Confused about independence and prediction power of data What is the correct way (if there is one) to think about when authors claim that stocks have produced some percentage annual return X over every 20 year period of time? They might calculate this by using the monthly starting price of the S&P500 and compare it to the monthly ending price of the S&P500 20 years
later to the month. 
They might measure the return from Jan 1970 - Dec 1989 but they will also use the return from Feb 1970 - Jan 1990 as another point of data and so on.
My questions are threefold: 


*

*Since the time periods used for the analysis overlap each other except for the 1 month on each end as we move forward in time, is this really an accurate way to measure returns?  Isn't the next 20 year period of time's rate of return highly correlated to the previous rate of return?

*Does it make more sense to use non-overlapping 20 year periods to measure this? i.e. Jan 1970 - Dec 1989 being one data point and the next one being Jan 1990 - Dec 2009?

*Do these measurements have any predictive capability or do they just tell us what stock returns have been in the past?
 A: *

*Yes. Return is return, just difference between endpoint and startpoint. There is nothing wrong in doing something like this. These things are correlated, but you get what you paid for so to say. Every of known 20-year periods produced this return and this is just one of the measures, certainly it's not enough to know because yes, they are correlated if they overlap. 

*Not really. If there is a 10-year downward slope in the end of first 20-year period and also negative return in first half of second 20-year period, it can still give you two periods with positive return! The (1) way of doing it would detect this 20-year negative return piece while this technique wouldn't. It is way weaker than the first one.

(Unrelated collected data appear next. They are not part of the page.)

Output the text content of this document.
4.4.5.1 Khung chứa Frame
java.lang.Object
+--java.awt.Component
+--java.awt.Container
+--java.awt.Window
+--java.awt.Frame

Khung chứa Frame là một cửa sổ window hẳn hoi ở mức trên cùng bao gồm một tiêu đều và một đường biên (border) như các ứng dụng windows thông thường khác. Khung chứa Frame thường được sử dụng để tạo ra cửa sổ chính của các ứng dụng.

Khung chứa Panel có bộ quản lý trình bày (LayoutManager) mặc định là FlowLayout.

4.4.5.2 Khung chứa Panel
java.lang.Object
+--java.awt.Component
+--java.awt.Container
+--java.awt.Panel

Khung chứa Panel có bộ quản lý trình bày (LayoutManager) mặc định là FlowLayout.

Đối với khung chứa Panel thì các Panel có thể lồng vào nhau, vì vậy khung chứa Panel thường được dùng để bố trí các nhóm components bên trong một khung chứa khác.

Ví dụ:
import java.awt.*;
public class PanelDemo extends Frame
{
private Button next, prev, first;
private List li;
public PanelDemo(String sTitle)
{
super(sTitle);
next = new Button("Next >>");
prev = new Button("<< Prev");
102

*Realized performance is not an indicator of future performance. Nothing guarantees you predictive power. Otherwise everyone would use the same thing which works and become rich (which is self-contradictory and means there is no such thing anyway). This is up to you to decide if the strategy is robust enough, maybe see what methods they use, what guarantees they give and how to compare to other return tests. I'd also say that 20-year period looks way too long to me, although I'm no expert and maybe this is such a special kind of strategy.